Substituting these expressions into the definition of $$\Delta E$$ gives

$$\Delta E \;=\; -\,\frac{R_H Z^{2}}{(n-1)^{2}} \;-\;\Bigl(\,-\,\frac{R_H Z^{2}}{n^{2}}\Bigr) \;=\; -\,\frac{R_H Z^{2}}{(n-1)^{2}} \;+\;\frac{R_H Z^{2}}{n^{2}}.$$

Factorising the constant $$R_H Z^{2}$$:

$$\Delta E \;=\; R_H Z^{2}\left(\frac{1}{n^{2}} \;-\;\frac{1}{(n-1)^{2}}\right).$$

Simplify the bracket by taking a common denominator:

$$\frac{1}{n^{2}} \;-\;\frac{1}{(n-1)^{2}} \;=\;\frac{(n-1)^{2} \;-\; n^{2}}{n^{2}(n-1)^{2}}.$$

Expand $$\;(n-1)^{2}$$ to get $$n^{2}-2n+1$$, and then subtract $$n^{2}$$:

$$(n^{2}-2n+1) \;-\; n^{2} \;=\; -\,2n \;+\; 1.$$ Hence

$$\frac{1}{n^{2}} \;-\;\frac{1}{(n-1)^{2}} \;=\;\frac{-\,2n+1}{n^{2}(n-1)^{2}}.$$

The negative sign merely indicates that energy is released; the frequency will depend on the magnitude, so we take the absolute value:

$$\lvert\Delta E\rvert \;=\; R_H Z^{2}\,\frac{2n-1}{n^{2}(n-1)^{2}}.$$

The question states that $$n \gg 1$$, i.e. $$n$$ is very large.

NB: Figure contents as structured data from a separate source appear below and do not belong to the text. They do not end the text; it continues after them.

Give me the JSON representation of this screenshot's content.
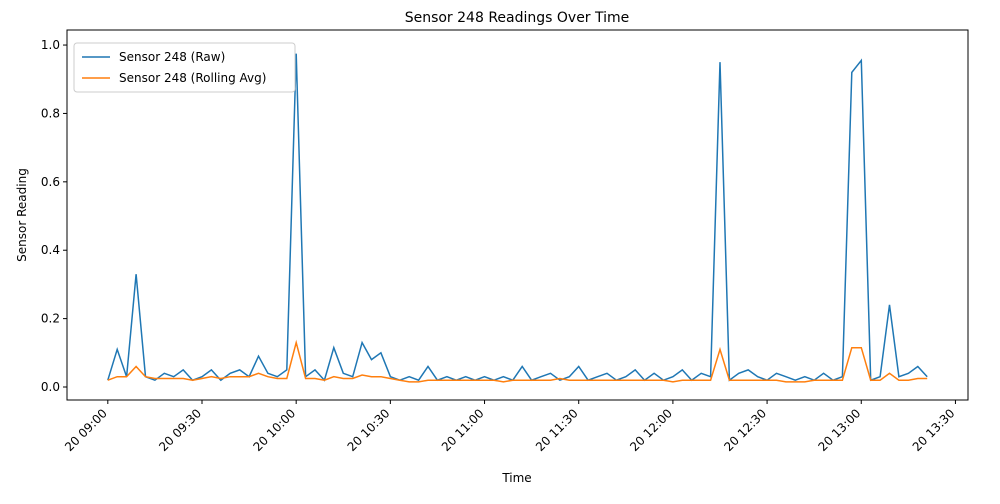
{
  "chart_data": {
    "type": "line",
    "title": "Sensor 248 Readings Over Time",
    "xlabel": "Time",
    "ylabel": "Sensor Reading",
    "x": [
      "20 09:00",
      "20 09:03",
      "20 09:06",
      "20 09:09",
      "20 09:12",
      "20 09:15",
      "20 09:18",
      "20 09:21",
      "20 09:24",
      "20 09:27",
      "20 09:30",
      "20 09:33",
      "20 09:36",
      "20 09:39",
      "20 09:42",
      "20 09:45",
      "20 09:48",
      "20 09:51",
      "20 09:54",
      "20 09:57",
      "20 10:00",
      "20 10:03",
      "20 10:06",
      "20 10:09",
      "20 10:12",
      "20 10:15",
      "20 10:18",
      "20 10:21",
      "20 10:24",
      "20 10:27",
      "20 10:30",
      "20 10:33",
      "20 10:36",
      "20 10:39",
      "20 10:42",
      "20 10:45",
      "20 10:48",
      "20 10:51",
      "20 10:54",
      "20 10:57",
      "20 11:00",
      "20 11:03",
      "20 11:06",
      "20 11:09",
      "20 11:12",
      "20 11:15",
      "20 11:18",
      "20 11:21",
      "20 11:24",
      "20 11:27",
      "20 11:30",
      "20 11:33",
      "20 11:36",
      "20 11:39",
      "20 11:42",
      "20 11:45",
      "20 11:48",
      "20 11:51",
      "20 11:54",
      "20 11:57",
      "20 12:00",
      "20 12:03",
      "20 12:06",
      "20 12:09",
      "20 12:12",
      "20 12:15",
      "20 12:18",
      "20 12:21",
      "20 12:24",
      "20 12:27",
      "20 12:30",
      "20 12:33",
      "20 12:36",
      "20 12:39",
      "20 12:42",
      "20 12:45",
      "20 12:48",
      "20 12:51",
      "20 12:54",
      "20 12:57",
      "20 13:00",
      "20 13:03",
      "20 13:06",
      "20 13:09",
      "20 13:12",
      "20 13:15",
      "20 13:18",
      "20 13:21"
    ],
    "series": [
      {
        "name": "Sensor 248 (Raw)",
        "color": "#1f77b4",
        "values": [
          0.02,
          0.11,
          0.03,
          0.33,
          0.03,
          0.02,
          0.04,
          0.03,
          0.05,
          0.02,
          0.03,
          0.05,
          0.02,
          0.04,
          0.05,
          0.03,
          0.09,
          0.04,
          0.03,
          0.05,
          0.975,
          0.03,
          0.05,
          0.02,
          0.115,
          0.04,
          0.03,
          0.13,
          0.08,
          0.1,
          0.03,
          0.02,
          0.03,
          0.02,
          0.06,
          0.02,
          0.03,
          0.02,
          0.03,
          0.02,
          0.03,
          0.02,
          0.03,
          0.02,
          0.06,
          0.02,
          0.03,
          0.04,
          0.02,
          0.03,
          0.06,
          0.02,
          0.03,
          0.04,
          0.02,
          0.03,
          0.05,
          0.02,
          0.04,
          0.02,
          0.03,
          0.05,
          0.02,
          0.04,
          0.03,
          0.95,
          0.02,
          0.04,
          0.05,
          0.03,
          0.02,
          0.04,
          0.03,
          0.02,
          0.03,
          0.02,
          0.04,
          0.02,
          0.03,
          0.92,
          0.955,
          0.02,
          0.03,
          0.24,
          0.03,
          0.04,
          0.06,
          0.03
        ]
      },
      {
        "name": "Sensor 248 (Rolling Avg)",
        "color": "#ff7f0e",
        "values": [
          0.02,
          0.03,
          0.03,
          0.06,
          0.03,
          0.025,
          0.025,
          0.025,
          0.025,
          0.02,
          0.025,
          0.03,
          0.025,
          0.03,
          0.03,
          0.03,
          0.04,
          0.03,
          0.025,
          0.025,
          0.13,
          0.025,
          0.025,
          0.02,
          0.03,
          0.025,
          0.025,
          0.035,
          0.03,
          0.03,
          0.025,
          0.02,
          0.015,
          0.015,
          0.02,
          0.02,
          0.02,
          0.02,
          0.02,
          0.02,
          0.02,
          0.02,
          0.015,
          0.02,
          0.02,
          0.02,
          0.02,
          0.02,
          0.025,
          0.02,
          0.02,
          0.02,
          0.02,
          0.02,
          0.02,
          0.02,
          0.02,
          0.02,
          0.02,
          0.02,
          0.015,
          0.02,
          0.02,
          0.02,
          0.02,
          0.11,
          0.02,
          0.02,
          0.02,
          0.02,
          0.02,
          0.02,
          0.015,
          0.015,
          0.015,
          0.02,
          0.02,
          0.02,
          0.02,
          0.115,
          0.115,
          0.02,
          0.02,
          0.04,
          0.02,
          0.02,
          0.025,
          0.025
        ]
      }
    ],
    "xlim": [
      "20 08:47",
      "20 13:34"
    ],
    "xticks": [
      "20 09:00",
      "20 09:30",
      "20 10:00",
      "20 10:30",
      "20 11:00",
      "20 11:30",
      "20 12:00",
      "20 12:30",
      "20 13:00",
      "20 13:30"
    ],
    "ylim": [
      -0.038,
      1.044
    ],
    "yticks": [
      {
        "value": 0,
        "label": "0.0"
      },
      0.2,
      0.4,
      0.6,
      0.8,
      {
        "value": 1,
        "label": "1.0"
      }
    ],
    "legend": "upper left"
  }
}
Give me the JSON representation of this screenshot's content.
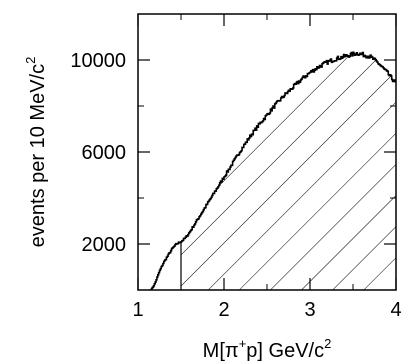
{
  "chart_data": {
    "type": "area",
    "style": "step-histogram",
    "xlim": [
      1,
      4
    ],
    "ylim": [
      0,
      12000
    ],
    "x_ticks": [
      1,
      2,
      3,
      4
    ],
    "x_minor_ticks": [
      1.5,
      2.5,
      3.5
    ],
    "y_ticks": [
      2000,
      6000,
      10000
    ],
    "y_minor_ticks": [
      4000,
      8000
    ],
    "x_tick_labels": [
      "1",
      "2",
      "3",
      "4"
    ],
    "y_tick_labels": [
      "2000",
      "6000",
      "10000"
    ],
    "xlabel": {
      "main": "M[π",
      "sup1": "+",
      "rest": "p]  GeV/c",
      "sup2": "2"
    },
    "ylabel": {
      "main": "events per 10 MeV/c",
      "sup": "2"
    },
    "hatched_region_x_min": 1.5,
    "grid": false,
    "colors": {
      "line": "#000000",
      "hatch": "#000000",
      "background": "#ffffff"
    },
    "x": [
      1.15,
      1.18,
      1.2,
      1.22,
      1.25,
      1.3,
      1.35,
      1.4,
      1.45,
      1.5,
      1.55,
      1.6,
      1.7,
      1.8,
      1.9,
      2.0,
      2.1,
      2.2,
      2.3,
      2.4,
      2.5,
      2.6,
      2.7,
      2.8,
      2.9,
      3.0,
      3.1,
      3.2,
      3.3,
      3.4,
      3.5,
      3.55,
      3.6,
      3.65,
      3.7,
      3.75,
      3.8,
      3.85,
      3.9,
      3.95,
      4.0
    ],
    "y": [
      0,
      150,
      300,
      500,
      800,
      1200,
      1500,
      1800,
      2000,
      2100,
      2250,
      2500,
      3100,
      3700,
      4300,
      4900,
      5500,
      6100,
      6650,
      7150,
      7600,
      8050,
      8450,
      8800,
      9150,
      9450,
      9700,
      9900,
      10050,
      10150,
      10250,
      10300,
      10250,
      10200,
      10150,
      10000,
      9850,
      9650,
      9450,
      9200,
      9000
    ]
  }
}
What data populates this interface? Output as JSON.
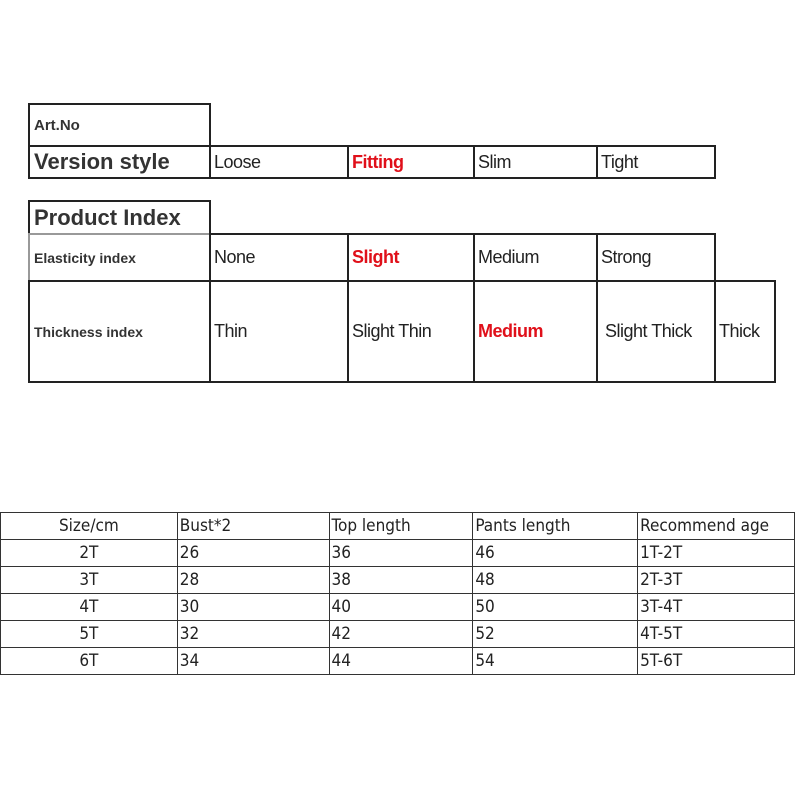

Under this condition we may approximate

$$2n-1 \;\approx\; 2n, \quad (n-1)^{2} \;\approx\; n^{2}.$$

Substituting these large-$$n$$ equivalents gives

$$\lvert\Delta E\rvert \;\approx\; R_H Z^{2}\,\frac{2n}{n^{2}\,n^{2}} \;=\; 2\,R_H Z^{2}\,\frac{1}{n^{3}}.$$

Planck’s relation links the emitted energy and the frequency:

$$\Delta E \;=\; h\nu.$$

Therefore

$$\nu \;=\;\frac{\Delta E}{h} \;\propto\; \Delta E \;\propto\;\frac{1}{n^{3}}.$$

Thus, when $$n$$ is very large, the frequency of the photon emitted in the transition $$n \rightarrow n-1$$ is inversely proportional to the cube of the quantum number $$n$$.

Hence, the correct answer is Option B.